Time for a new system
Beitz and van Rijswijk propose a new wound dressing classification system that emphasizes dressing functions over dressing features. Features are usually described with vague or invalidated terminology such as "highly absorbent," "conformable," "protects the wound," and "mildly deodorizing." Functional descriptions include phrases such as "stays in place for X number of days," "reduces pain," and "provides a bacterial barrier." To make them meaningful, such functional claims should be quantified through clinical trials that provide solid evidence of a product's safety and efficacy.
For example, products that are categorized as occlusive or semiocclusive are available by the score, yet the term does not tell clinicians in any substantial way how moist they will keep a wound. "Because, by definition, most of these dressings are supposed to prevent desiccation of the wound bed, the most practical and objective operational definition of occlusion can be based on a dressing's ability to retain moisture," they write.1
Moisture retention can be quantified by the moisture vapor transmission rate (MVTR) measured in g/m2/hr. Dressings with an MVTR of less than 35 g/m2/hr appear to facilitate healing of exuding partial-thickness wounds. Dressings with a high MVTR (over 50, for example) will not adequately maintain a moist environment for these wounds.
Using such a specific measure to describe a dressing's actions would greatly aid clinicians in choosing the best product to apply. Beitz says additional research into applying the MVTR is needed, but adds that it is so far the only wound dressing variable that is clearly defined and shown to correlate with healing times. Therefore, it could serve as a starting point for clinicians and manufacturers to develop functional product categories.
Functional product criteria that could be used in lieu of vague dressing categories could include:1
· incidence of irritation and sensitization of intact skin and wounds;
· incidence of complications such as infection;
· ability to absorb wound exudate and the effect of such capabilities on healing;
· ability to dissolve necrotic tissue or fibrinous slough;
· effect on pain;
· effect on patient quality of life;
· effect on scarring and range of motion.

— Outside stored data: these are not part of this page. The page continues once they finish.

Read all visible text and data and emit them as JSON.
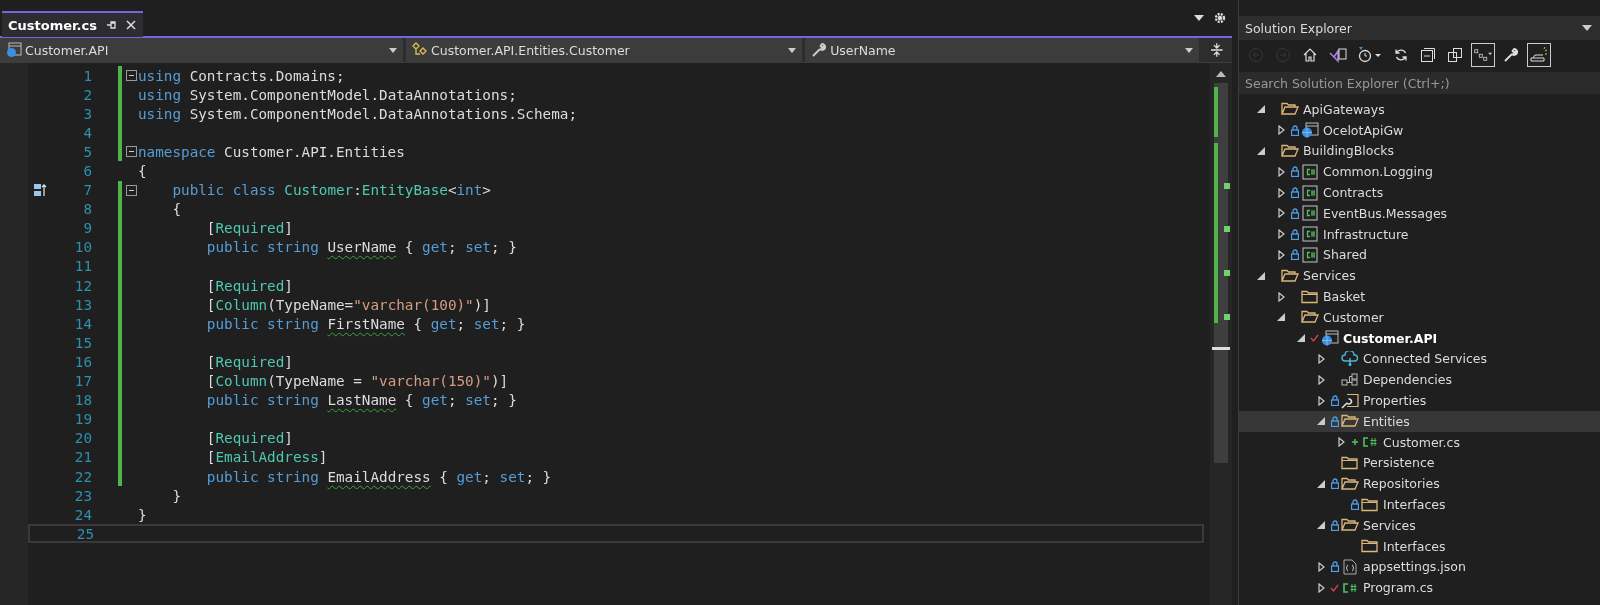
{
  "editor": {
    "tab": {
      "title": "Customer.cs",
      "selected": true
    },
    "nav": [
      {
        "kind": "project",
        "text": "Customer.API"
      },
      {
        "kind": "class",
        "text": "Customer.API.Entities.Customer"
      },
      {
        "kind": "property",
        "text": "UserName"
      }
    ],
    "lines": [
      {
        "number": "1",
        "changed": true,
        "fold": true,
        "tokens": [
          {
            "t": "using",
            "kind": "kw"
          },
          {
            "t": " Contracts.Domains;",
            "kind": "p"
          }
        ]
      },
      {
        "number": "2",
        "changed": true,
        "fold": false,
        "tokens": [
          {
            "t": "using",
            "kind": "kw"
          },
          {
            "t": " System.ComponentModel.DataAnnotations;",
            "kind": "p"
          }
        ]
      },
      {
        "number": "3",
        "changed": true,
        "fold": false,
        "tokens": [
          {
            "t": "using",
            "kind": "kw"
          },
          {
            "t": " System.ComponentModel.DataAnnotations.Schema;",
            "kind": "p"
          }
        ]
      },
      {
        "number": "4",
        "changed": true,
        "fold": false
      },
      {
        "number": "5",
        "changed": true,
        "fold": true,
        "tokens": [
          {
            "t": "namespace",
            "kind": "kw"
          },
          {
            "t": " Customer.API.Entities",
            "kind": "p"
          }
        ]
      },
      {
        "number": "6",
        "changed": false,
        "fold": false,
        "tokens": [
          {
            "t": "{",
            "kind": "p"
          }
        ]
      },
      {
        "number": "7",
        "changed": true,
        "fold": true,
        "margin_icon": true,
        "tokens": [
          {
            "t": "    public",
            "kind": "kw"
          },
          {
            "t": " class",
            "kind": "kw"
          },
          {
            "t": " Customer",
            "kind": "ty"
          },
          {
            "t": ":",
            "kind": "p"
          },
          {
            "t": "EntityBase",
            "kind": "ty"
          },
          {
            "t": "<",
            "kind": "p"
          },
          {
            "t": "int",
            "kind": "kw"
          },
          {
            "t": ">",
            "kind": "p"
          }
        ]
      },
      {
        "number": "8",
        "changed": true,
        "fold": false,
        "tokens": [
          {
            "t": "    {",
            "kind": "p"
          }
        ]
      },
      {
        "number": "9",
        "changed": true,
        "fold": false,
        "tokens": [
          {
            "t": "        [",
            "kind": "p"
          },
          {
            "t": "Required",
            "kind": "ty"
          },
          {
            "t": "]",
            "kind": "p"
          }
        ]
      },
      {
        "number": "10",
        "changed": true,
        "fold": false,
        "tokens": [
          {
            "t": "        public",
            "kind": "kw"
          },
          {
            "t": " string ",
            "kind": "kw"
          },
          {
            "t": "UserName",
            "kind": "warn"
          },
          {
            "t": " { ",
            "kind": "p"
          },
          {
            "t": "get",
            "kind": "kw"
          },
          {
            "t": "; ",
            "kind": "p"
          },
          {
            "t": "set",
            "kind": "kw"
          },
          {
            "t": "; }",
            "kind": "p"
          }
        ]
      },
      {
        "number": "11",
        "changed": true,
        "fold": false
      },
      {
        "number": "12",
        "changed": true,
        "fold": false,
        "tokens": [
          {
            "t": "        [",
            "kind": "p"
          },
          {
            "t": "Required",
            "kind": "ty"
          },
          {
            "t": "]",
            "kind": "p"
          }
        ]
      },
      {
        "number": "13",
        "changed": true,
        "fold": false,
        "tokens": [
          {
            "t": "        [",
            "kind": "p"
          },
          {
            "t": "Column",
            "kind": "ty"
          },
          {
            "t": "(TypeName=",
            "kind": "p"
          },
          {
            "t": "\"varchar(100)\"",
            "kind": "str"
          },
          {
            "t": ")]",
            "kind": "p"
          }
        ]
      },
      {
        "number": "14",
        "changed": true,
        "fold": false,
        "tokens": [
          {
            "t": "        public",
            "kind": "kw"
          },
          {
            "t": " string ",
            "kind": "kw"
          },
          {
            "t": "FirstName",
            "kind": "warn"
          },
          {
            "t": " { ",
            "kind": "p"
          },
          {
            "t": "get",
            "kind": "kw"
          },
          {
            "t": "; ",
            "kind": "p"
          },
          {
            "t": "set",
            "kind": "kw"
          },
          {
            "t": "; }",
            "kind": "p"
          }
        ]
      },
      {
        "number": "15",
        "changed": true,
        "fold": false
      },
      {
        "number": "16",
        "changed": true,
        "fold": false,
        "tokens": [
          {
            "t": "        [",
            "kind": "p"
          },
          {
            "t": "Required",
            "kind": "ty"
          },
          {
            "t": "]",
            "kind": "p"
          }
        ]
      },
      {
        "number": "17",
        "changed": true,
        "fold": false,
        "tokens": [
          {
            "t": "        [",
            "kind": "p"
          },
          {
            "t": "Column",
            "kind": "ty"
          },
          {
            "t": "(TypeName = ",
            "kind": "p"
          },
          {
            "t": "\"varchar(150)\"",
            "kind": "str"
          },
          {
            "t": ")]",
            "kind": "p"
          }
        ]
      },
      {
        "number": "18",
        "changed": true,
        "fold": false,
        "tokens": [
          {
            "t": "        public",
            "kind": "kw"
          },
          {
            "t": " string ",
            "kind": "kw"
          },
          {
            "t": "LastName",
            "kind": "warn"
          },
          {
            "t": " { ",
            "kind": "p"
          },
          {
            "t": "get",
            "kind": "kw"
          },
          {
            "t": "; ",
            "kind": "p"
          },
          {
            "t": "set",
            "kind": "kw"
          },
          {
            "t": "; }",
            "kind": "p"
          }
        ]
      },
      {
        "number": "19",
        "changed": true,
        "fold": false
      },
      {
        "number": "20",
        "changed": true,
        "fold": false,
        "tokens": [
          {
            "t": "        [",
            "kind": "p"
          },
          {
            "t": "Required",
            "kind": "ty"
          },
          {
            "t": "]",
            "kind": "p"
          }
        ]
      },
      {
        "number": "21",
        "changed": true,
        "fold": false,
        "tokens": [
          {
            "t": "        [",
            "kind": "p"
          },
          {
            "t": "EmailAddress",
            "kind": "ty"
          },
          {
            "t": "]",
            "kind": "p"
          }
        ]
      },
      {
        "number": "22",
        "changed": true,
        "fold": false,
        "tokens": [
          {
            "t": "        public",
            "kind": "kw"
          },
          {
            "t": " string ",
            "kind": "kw"
          },
          {
            "t": "EmailAddress",
            "kind": "warn"
          },
          {
            "t": " { ",
            "kind": "p"
          },
          {
            "t": "get",
            "kind": "kw"
          },
          {
            "t": "; ",
            "kind": "p"
          },
          {
            "t": "set",
            "kind": "kw"
          },
          {
            "t": "; }",
            "kind": "p"
          }
        ]
      },
      {
        "number": "23",
        "changed": false,
        "fold": false,
        "tokens": [
          {
            "t": "    }",
            "kind": "p"
          }
        ]
      },
      {
        "number": "24",
        "changed": false,
        "fold": false,
        "tokens": [
          {
            "t": "}",
            "kind": "p"
          }
        ]
      },
      {
        "number": "25",
        "changed": false,
        "fold": false,
        "current": true
      }
    ]
  },
  "solution_explorer": {
    "title": "Solution Explorer",
    "search": {
      "placeholder": "Search Solution Explorer (Ctrl+;)"
    },
    "toolbar": [
      {
        "kind": "back",
        "disabled": true
      },
      {
        "kind": "forward",
        "disabled": true
      },
      {
        "kind": "home",
        "disabled": false
      },
      {
        "kind": "switch-views",
        "disabled": false
      },
      {
        "kind": "pending-changes",
        "disabled": false
      },
      {
        "kind": "sync",
        "disabled": false
      },
      {
        "kind": "collapse",
        "disabled": false
      },
      {
        "kind": "copy",
        "disabled": false
      },
      {
        "kind": "show-all",
        "disabled": false,
        "pressed": true
      },
      {
        "kind": "properties",
        "disabled": false
      },
      {
        "kind": "preview",
        "disabled": false,
        "pressed": true
      }
    ],
    "tree": [
      {
        "label": "ApiGateways",
        "kind": "folder",
        "expanded": true,
        "locked": false,
        "checked": false,
        "added": false,
        "selected": false,
        "startup": false,
        "children": [
          {
            "label": "OcelotApiGw",
            "kind": "web-project",
            "expanded": false,
            "locked": true,
            "checked": false,
            "added": false,
            "selected": false,
            "startup": false
          }
        ]
      },
      {
        "label": "BuildingBlocks",
        "kind": "folder",
        "expanded": true,
        "locked": false,
        "checked": false,
        "added": false,
        "selected": false,
        "startup": false,
        "children": [
          {
            "label": "Common.Logging",
            "kind": "library",
            "expanded": false,
            "locked": true,
            "checked": false,
            "added": false,
            "selected": false,
            "startup": false
          },
          {
            "label": "Contracts",
            "kind": "library",
            "expanded": false,
            "locked": true,
            "checked": false,
            "added": false,
            "selected": false,
            "startup": false
          },
          {
            "label": "EventBus.Messages",
            "kind": "library",
            "expanded": false,
            "locked": true,
            "checked": false,
            "added": false,
            "selected": false,
            "startup": false
          },
          {
            "label": "Infrastructure",
            "kind": "library",
            "expanded": false,
            "locked": true,
            "checked": false,
            "added": false,
            "selected": false,
            "startup": false
          },
          {
            "label": "Shared",
            "kind": "library",
            "expanded": false,
            "locked": true,
            "checked": false,
            "added": false,
            "selected": false,
            "startup": false
          }
        ]
      },
      {
        "label": "Services",
        "kind": "folder",
        "expanded": true,
        "locked": false,
        "checked": false,
        "added": false,
        "selected": false,
        "startup": false,
        "children": [
          {
            "label": "Basket",
            "kind": "folder",
            "expanded": false,
            "locked": false,
            "checked": false,
            "added": false,
            "selected": false,
            "startup": false
          },
          {
            "label": "Customer",
            "kind": "folder",
            "expanded": true,
            "locked": false,
            "checked": false,
            "added": false,
            "selected": false,
            "startup": false,
            "children": [
              {
                "label": "Customer.API",
                "kind": "web-project",
                "expanded": true,
                "locked": false,
                "checked": true,
                "added": false,
                "selected": false,
                "startup": true,
                "children": [
                  {
                    "label": "Connected Services",
                    "kind": "cloud",
                    "expanded": false,
                    "locked": false,
                    "checked": false,
                    "added": false,
                    "selected": false,
                    "startup": false
                  },
                  {
                    "label": "Dependencies",
                    "kind": "dependencies",
                    "expanded": false,
                    "locked": false,
                    "checked": false,
                    "added": false,
                    "selected": false,
                    "startup": false
                  },
                  {
                    "label": "Properties",
                    "kind": "properties",
                    "expanded": false,
                    "locked": true,
                    "checked": false,
                    "added": false,
                    "selected": false,
                    "startup": false
                  },
                  {
                    "label": "Entities",
                    "kind": "folder",
                    "expanded": true,
                    "locked": true,
                    "checked": false,
                    "added": false,
                    "selected": true,
                    "startup": false,
                    "children": [
                      {
                        "label": "Customer.cs",
                        "kind": "source",
                        "expanded": false,
                        "locked": false,
                        "checked": false,
                        "added": true,
                        "selected": false,
                        "startup": false
                      }
                    ]
                  },
                  {
                    "label": "Persistence",
                    "kind": "folder",
                    "locked": false,
                    "checked": false,
                    "added": false,
                    "selected": false,
                    "startup": false
                  },
                  {
                    "label": "Repositories",
                    "kind": "folder",
                    "expanded": true,
                    "locked": true,
                    "checked": false,
                    "added": false,
                    "selected": false,
                    "startup": false,
                    "children": [
                      {
                        "label": "Interfaces",
                        "kind": "folder",
                        "locked": true,
                        "checked": false,
                        "added": false,
                        "selected": false,
                        "startup": false
                      }
                    ]
                  },
                  {
                    "label": "Services",
                    "kind": "folder",
                    "expanded": true,
                    "locked": true,
                    "checked": false,
                    "added": false,
                    "selected": false,
                    "startup": false,
                    "children": [
                      {
                        "label": "Interfaces",
                        "kind": "folder",
                        "locked": false,
                        "checked": false,
                        "added": false,
                        "selected": false,
                        "startup": false
                      }
                    ]
                  },
                  {
                    "label": "appsettings.json",
                    "kind": "json",
                    "expanded": false,
                    "locked": true,
                    "checked": false,
                    "added": false,
                    "selected": false,
                    "startup": false
                  },
                  {
                    "label": "Program.cs",
                    "kind": "source",
                    "expanded": false,
                    "locked": false,
                    "checked": true,
                    "added": false,
                    "selected": false,
                    "startup": false
                  }
                ]
              }
            ]
          }
        ]
      }
    ]
  }
}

There's a clear need for a common language that does not yet exist when discussing wound care, says Beitz. The words themselves may be the same, but people's interpretations of them vary a great deal. "If something as straightforward as this causes confusion, then we have a serious issue," she adds.

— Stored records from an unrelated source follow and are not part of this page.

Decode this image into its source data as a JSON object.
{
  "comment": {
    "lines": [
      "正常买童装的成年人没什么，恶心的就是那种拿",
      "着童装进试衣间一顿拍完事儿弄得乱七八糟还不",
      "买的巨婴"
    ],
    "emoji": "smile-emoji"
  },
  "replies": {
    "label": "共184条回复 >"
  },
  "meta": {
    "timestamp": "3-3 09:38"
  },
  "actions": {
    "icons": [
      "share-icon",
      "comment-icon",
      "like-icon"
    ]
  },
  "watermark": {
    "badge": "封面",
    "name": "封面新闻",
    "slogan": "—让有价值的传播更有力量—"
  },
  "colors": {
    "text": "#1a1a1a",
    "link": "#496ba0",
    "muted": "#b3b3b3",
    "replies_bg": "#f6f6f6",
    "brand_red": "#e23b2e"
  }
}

Beitz points to the definitions of pressure ulcers formulated by the National Pressure Ulcer Advisory Panel as an example of how consensus serves to clarify what might otherwise have remained a muddled issue. Is it time to call a conference to hammer out definitions? Not yet, says Beitz. "People first need to recognize it as a problem. Then we'll see more of them saying we need a shift in thinking."
Reference
1. van Rijswijk L, Beitz J. The traditions and terminology of wound dressings: Food for thought. JWOCN 1998; 25:116-121.